COVID-19 State Updates: April 1
Everything you and your business need to know about state coronavirus response efforts for April 1, 2020.
On Tuesday, the Ohio Department of Health reported fifty-five deaths from COVID-19 and 2,199 people were confirmed to have the virus in Ohio.
The Ohio Department of Health issued an order to track where ventilators are and how many are in Ohio. Inventory is to be reported online at Coronavirus.Ohio.Gov/VentInventory no later than 5:00 p.m. each Wednesday beginning April 1, 2020 until further notice. The order impacts manufacturers, producers, wholesalers, transporters, distributors, retailers, physicians, clinics, hospitals, medical facilities, and any other entity in the supply chain.
Ohio recently received a shipment of personal protective equipment from the federal Strategic National Stockpile, but state Department of Health Director Dr. Amy Acton said it’s not nearly enough.
Lt. Governor Jon Husted reported Ohio’s unemployment compensation call center will have increased capacity. He also reiterated that unemployment benefits will be back dated to the date a person is eligible. The Ohio Department of Jobs & Family Services (ODJFS) is saying it has paid more than 95,000 claimants a total of nearly $40 million thus far.
On Tuesday, Ohio Department of Jobs & Family Services (ODJFS) spokesperson Bret Crow relayed the following on the $2 trillion stimulus bill that passed Congress and was signed by the President on March 27, saying it creates the following three federal programs for Americans who lost their jobs as a result of COVID-19:
The Pandemic Unemployment Assistance (PUA) program will provide up to 39 weeks of benefits to self-employed workers, 1099 tax filers and some other individuals previously ineligible for unemployment compensation. The benefit amount will be like traditional unemployment benefits, plus an additional $600 per week. The program’s effective date is Jan. 27 through Dec. 31.
The Federal Pandemic Unemployment Compensation (FPUC) program will provide an additional $600 per week to existing benefit amounts for those in both the “regular” unemployment program and the PUA program. The average unemployment benefit in Ohio is currently about $380 a week. The FPUC program began on March 29, and benefits will be retroactive to that date.
The Pandemic Emergency Unemployment Compensation (PEUC) program will provide up to 13 weeks of additional benefits for Ohioans who exhaust their maximum 26 weeks of unemployment benefits. This program also began on March 29.
The programs above are new.
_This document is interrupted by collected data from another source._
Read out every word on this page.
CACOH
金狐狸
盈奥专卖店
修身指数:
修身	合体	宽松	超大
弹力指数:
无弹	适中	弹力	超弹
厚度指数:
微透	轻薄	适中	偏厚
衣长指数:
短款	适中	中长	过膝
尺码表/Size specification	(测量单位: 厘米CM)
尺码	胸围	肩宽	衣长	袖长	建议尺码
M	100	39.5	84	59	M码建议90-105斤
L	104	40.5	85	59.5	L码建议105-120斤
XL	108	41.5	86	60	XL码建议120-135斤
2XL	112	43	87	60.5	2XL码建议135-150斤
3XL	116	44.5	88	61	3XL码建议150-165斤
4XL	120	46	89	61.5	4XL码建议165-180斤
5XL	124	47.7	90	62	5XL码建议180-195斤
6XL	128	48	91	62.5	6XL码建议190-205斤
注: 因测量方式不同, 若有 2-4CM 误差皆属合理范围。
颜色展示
ODJFS is waiting for further guidance from the U.S. Department of Labor. Retroactive benefits will be provided.
Husted also took an opportunity yesterday to highlight two orders related to insurance issued March 20. The first addressed a grace period for employers who cannot pay their premium; and, health insurers have been ordered to provide flexibility to maintain eligibility for health insurance. The second order he mentioned requires insurers to cover hospital bills from out-of-network providers as they would in-network care and to pay for COID-19 testing. Click here for more information.
Governor DeWine signaled the possible release of some correctional facility prisoners convicted of non-violent crimes, those that are at the end of their sentences or who may have a medical condition that puts them at higher risk of dying from COVID-19.
The Governor is extending the work from home policy for state employees through at least May 1. About 18,000 state employees are teleworking currently.
JobsOhio announced it has provided a $2 million growth fund loan to Appalachian Growth Capital (AGC), which provides small business financing in the 32-Appalachian Counties of eastern and southern Ohio.
Ohio’s Bureau of Workers’ Compensation announced this week that unpaid insurance premium installment amounts due for March, April, and May for the current policy year can be deferred until June 1, 2020. Learn more here.
An updated K-12 school closure order effective through May 1, 2020, can be read here.
Citing the coronavirus pandemic, the campaign backing a ballot issue to raise Ohio’s minimum wage to $13 has sued, asking a Franklin County Common Pleas Judge to relax the state’s rules for qualifying for the ballot.“Raise the Wage Ohio” has been collecting signatures for a proposed amendment to raise Ohio's minimum wage, currently $8.70 an hour, in increments until it reaches $13 an hour in 2025. To make the November ballot, the group will need to collect 442,958 valid signatures by Wednesday, July 1.